Now Judge Jack is giving the state until May to make progress to fix Texas’ broken foster care system, or face hefty fines and sanctioning. Accomplishing this will take a lot more funding, reversing capacity problems, raising the standards and ensuring high-quality providers, quality investigations into abuse, improvements for heightened monitoring and caseload guidelines.
Gov. Abbott’s budget proposal for 2022 to 2023 states that efforts are to be made to assure the Texas Department of Family and Protective Services (DFPS) and Health and Human Services Commission (HHSC) meet the requirements of the court orders from the federal foster care litigation and that compliance with the federal foster care lawsuit is met efficiently, according to the proposal.
Although the Legislature has demonstrated its commitment to improving the foster care system, the proposal states more support is necessary to ensure ongoing compliance.
Here are the governor’s litigation-related requests before the Legislature:
- Continuation of funding that established a rate increase for providers to attain 24-hour awake night supervision in certain licensed residential placements;
- Additional funding to assist the agencies with the heightened monitoring of certain licensed providers to ensure they meet a high standard of performance for children in their care;
- Relocating the residential child care licensing function from HHSC to DFPS which will aid in more effective transitions between child care investigations and licensing investigations; and
- Exceptional item requests related to staffing for residential child care investigations and child care licensing, staffing for CPS, heighted monitoring implementation costs, and court monitor fees.

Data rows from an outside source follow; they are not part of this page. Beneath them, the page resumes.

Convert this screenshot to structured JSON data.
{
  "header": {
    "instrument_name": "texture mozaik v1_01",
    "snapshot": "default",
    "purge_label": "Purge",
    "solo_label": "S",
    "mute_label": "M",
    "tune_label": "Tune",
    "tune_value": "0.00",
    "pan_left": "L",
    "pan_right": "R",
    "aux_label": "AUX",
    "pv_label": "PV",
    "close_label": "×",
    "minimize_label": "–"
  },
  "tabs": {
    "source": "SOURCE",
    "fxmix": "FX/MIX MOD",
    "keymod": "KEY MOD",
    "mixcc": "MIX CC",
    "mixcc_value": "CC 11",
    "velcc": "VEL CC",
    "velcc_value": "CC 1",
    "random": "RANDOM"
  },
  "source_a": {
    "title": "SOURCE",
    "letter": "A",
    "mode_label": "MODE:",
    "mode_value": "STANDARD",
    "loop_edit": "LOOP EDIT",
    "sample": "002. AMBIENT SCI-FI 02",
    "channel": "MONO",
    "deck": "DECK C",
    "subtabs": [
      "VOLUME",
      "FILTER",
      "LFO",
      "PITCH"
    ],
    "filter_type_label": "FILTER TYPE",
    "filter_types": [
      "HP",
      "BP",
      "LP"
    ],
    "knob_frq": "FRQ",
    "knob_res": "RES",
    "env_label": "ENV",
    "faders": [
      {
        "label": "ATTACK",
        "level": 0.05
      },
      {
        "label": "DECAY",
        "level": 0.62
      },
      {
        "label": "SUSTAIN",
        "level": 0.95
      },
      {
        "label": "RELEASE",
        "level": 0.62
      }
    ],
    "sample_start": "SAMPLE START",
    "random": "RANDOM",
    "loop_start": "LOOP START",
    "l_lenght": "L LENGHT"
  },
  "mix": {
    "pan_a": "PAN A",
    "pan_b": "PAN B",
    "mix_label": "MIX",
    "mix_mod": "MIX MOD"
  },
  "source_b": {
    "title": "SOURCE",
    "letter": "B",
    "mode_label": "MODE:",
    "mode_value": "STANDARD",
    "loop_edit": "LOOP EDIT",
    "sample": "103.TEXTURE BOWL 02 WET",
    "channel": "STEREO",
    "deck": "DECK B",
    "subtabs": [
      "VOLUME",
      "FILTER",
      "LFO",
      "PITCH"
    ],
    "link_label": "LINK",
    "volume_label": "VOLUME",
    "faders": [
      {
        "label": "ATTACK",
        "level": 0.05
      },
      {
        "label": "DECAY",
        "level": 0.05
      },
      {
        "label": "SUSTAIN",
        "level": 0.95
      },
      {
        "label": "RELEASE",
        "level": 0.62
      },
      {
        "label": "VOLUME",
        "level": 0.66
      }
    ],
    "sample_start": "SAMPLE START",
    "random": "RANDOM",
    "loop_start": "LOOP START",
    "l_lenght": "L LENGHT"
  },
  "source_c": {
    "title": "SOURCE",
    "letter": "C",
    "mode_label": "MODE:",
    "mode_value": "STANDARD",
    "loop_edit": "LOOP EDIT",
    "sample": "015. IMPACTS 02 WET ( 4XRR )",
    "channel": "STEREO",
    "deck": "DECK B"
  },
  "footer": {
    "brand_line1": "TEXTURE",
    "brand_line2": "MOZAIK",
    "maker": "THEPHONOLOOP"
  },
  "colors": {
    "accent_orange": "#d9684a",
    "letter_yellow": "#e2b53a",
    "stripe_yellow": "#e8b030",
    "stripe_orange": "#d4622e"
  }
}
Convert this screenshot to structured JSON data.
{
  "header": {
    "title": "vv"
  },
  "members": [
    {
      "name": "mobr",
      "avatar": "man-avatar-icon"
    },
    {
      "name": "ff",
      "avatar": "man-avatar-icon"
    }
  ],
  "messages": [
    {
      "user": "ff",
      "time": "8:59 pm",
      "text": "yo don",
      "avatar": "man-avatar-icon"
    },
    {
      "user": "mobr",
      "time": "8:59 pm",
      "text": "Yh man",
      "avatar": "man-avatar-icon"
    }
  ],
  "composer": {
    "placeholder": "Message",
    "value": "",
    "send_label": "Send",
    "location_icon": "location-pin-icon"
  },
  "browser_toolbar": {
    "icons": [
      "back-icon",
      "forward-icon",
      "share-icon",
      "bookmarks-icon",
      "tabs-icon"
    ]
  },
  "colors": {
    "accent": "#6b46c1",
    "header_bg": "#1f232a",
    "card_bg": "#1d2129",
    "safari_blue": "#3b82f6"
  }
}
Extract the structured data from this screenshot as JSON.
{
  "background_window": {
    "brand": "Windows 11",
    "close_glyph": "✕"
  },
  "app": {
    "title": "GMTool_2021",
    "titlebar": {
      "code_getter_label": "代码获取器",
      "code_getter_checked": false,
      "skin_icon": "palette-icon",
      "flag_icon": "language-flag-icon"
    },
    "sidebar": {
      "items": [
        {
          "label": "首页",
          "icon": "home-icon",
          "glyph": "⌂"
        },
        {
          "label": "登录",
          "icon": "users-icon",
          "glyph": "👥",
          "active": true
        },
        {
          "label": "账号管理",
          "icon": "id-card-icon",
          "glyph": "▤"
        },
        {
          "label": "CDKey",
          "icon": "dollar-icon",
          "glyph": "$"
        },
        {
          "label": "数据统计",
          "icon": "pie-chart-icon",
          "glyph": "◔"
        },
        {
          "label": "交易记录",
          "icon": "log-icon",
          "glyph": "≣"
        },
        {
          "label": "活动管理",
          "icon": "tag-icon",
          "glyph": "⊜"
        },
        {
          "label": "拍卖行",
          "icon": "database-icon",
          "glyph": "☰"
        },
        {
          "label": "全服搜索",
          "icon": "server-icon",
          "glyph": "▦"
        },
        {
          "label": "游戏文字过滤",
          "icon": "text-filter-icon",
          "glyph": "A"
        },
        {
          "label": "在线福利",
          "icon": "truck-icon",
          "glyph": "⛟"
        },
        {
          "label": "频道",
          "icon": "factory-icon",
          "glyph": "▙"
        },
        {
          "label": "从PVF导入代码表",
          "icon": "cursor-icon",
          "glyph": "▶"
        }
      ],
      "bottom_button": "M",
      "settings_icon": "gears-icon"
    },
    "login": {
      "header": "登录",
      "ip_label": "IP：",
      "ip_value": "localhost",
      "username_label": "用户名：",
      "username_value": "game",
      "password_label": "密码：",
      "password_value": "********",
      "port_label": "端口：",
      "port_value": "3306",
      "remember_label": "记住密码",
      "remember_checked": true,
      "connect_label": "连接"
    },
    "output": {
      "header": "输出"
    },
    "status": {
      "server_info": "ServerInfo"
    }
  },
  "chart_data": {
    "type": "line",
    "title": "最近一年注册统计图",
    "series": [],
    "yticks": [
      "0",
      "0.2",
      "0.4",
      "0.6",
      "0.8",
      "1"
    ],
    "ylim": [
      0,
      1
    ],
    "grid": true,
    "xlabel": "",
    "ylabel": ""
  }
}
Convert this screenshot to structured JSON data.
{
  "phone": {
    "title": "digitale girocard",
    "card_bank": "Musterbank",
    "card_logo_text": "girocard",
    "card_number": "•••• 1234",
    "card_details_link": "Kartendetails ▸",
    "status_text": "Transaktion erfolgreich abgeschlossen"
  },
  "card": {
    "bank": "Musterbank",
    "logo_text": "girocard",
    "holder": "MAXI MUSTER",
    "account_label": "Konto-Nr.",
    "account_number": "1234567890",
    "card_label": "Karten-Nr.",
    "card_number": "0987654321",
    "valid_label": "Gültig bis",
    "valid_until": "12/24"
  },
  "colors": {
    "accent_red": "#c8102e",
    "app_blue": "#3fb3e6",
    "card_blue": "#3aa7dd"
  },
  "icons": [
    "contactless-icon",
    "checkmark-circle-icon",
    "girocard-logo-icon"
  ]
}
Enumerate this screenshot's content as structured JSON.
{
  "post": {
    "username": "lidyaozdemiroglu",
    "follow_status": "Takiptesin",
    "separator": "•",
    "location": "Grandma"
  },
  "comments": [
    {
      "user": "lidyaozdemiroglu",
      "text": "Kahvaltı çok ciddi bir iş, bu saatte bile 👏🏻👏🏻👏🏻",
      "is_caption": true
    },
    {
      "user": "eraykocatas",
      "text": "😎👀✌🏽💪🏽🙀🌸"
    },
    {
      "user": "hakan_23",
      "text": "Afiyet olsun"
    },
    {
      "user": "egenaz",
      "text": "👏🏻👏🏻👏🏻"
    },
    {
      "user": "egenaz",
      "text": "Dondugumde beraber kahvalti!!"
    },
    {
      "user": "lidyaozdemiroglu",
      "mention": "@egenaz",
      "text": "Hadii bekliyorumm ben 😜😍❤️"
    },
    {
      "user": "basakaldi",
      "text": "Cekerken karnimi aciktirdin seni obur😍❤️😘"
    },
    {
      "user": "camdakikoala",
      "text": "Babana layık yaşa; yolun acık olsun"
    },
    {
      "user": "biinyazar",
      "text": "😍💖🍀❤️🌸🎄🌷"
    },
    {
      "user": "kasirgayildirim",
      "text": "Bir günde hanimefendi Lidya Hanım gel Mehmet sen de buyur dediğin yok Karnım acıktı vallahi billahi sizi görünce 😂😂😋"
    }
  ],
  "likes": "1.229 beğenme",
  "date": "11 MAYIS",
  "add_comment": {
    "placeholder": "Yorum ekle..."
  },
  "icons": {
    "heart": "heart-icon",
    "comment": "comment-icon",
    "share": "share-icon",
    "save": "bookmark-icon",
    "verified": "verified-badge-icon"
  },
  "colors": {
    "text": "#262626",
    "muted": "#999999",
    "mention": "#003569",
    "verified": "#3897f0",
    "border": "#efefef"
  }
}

Abbott further recommends the 87th Legislature support transferring the residential child care licensing function to the Texas Department of Family and Protective Services (DFPS) and to increase payments for foster parents as well as for general residential operations.
Next fall, on October 1, 2021, the federal Family First Prevention Services Act (FFPSA) will go into effect, Abbott states in the proposal, this will be the first time that states may use federal Title IV-E dollars for programs that work to prevent kids from entering the foster care system, stating that Texas must utilize this new opportunity to help Texas kids.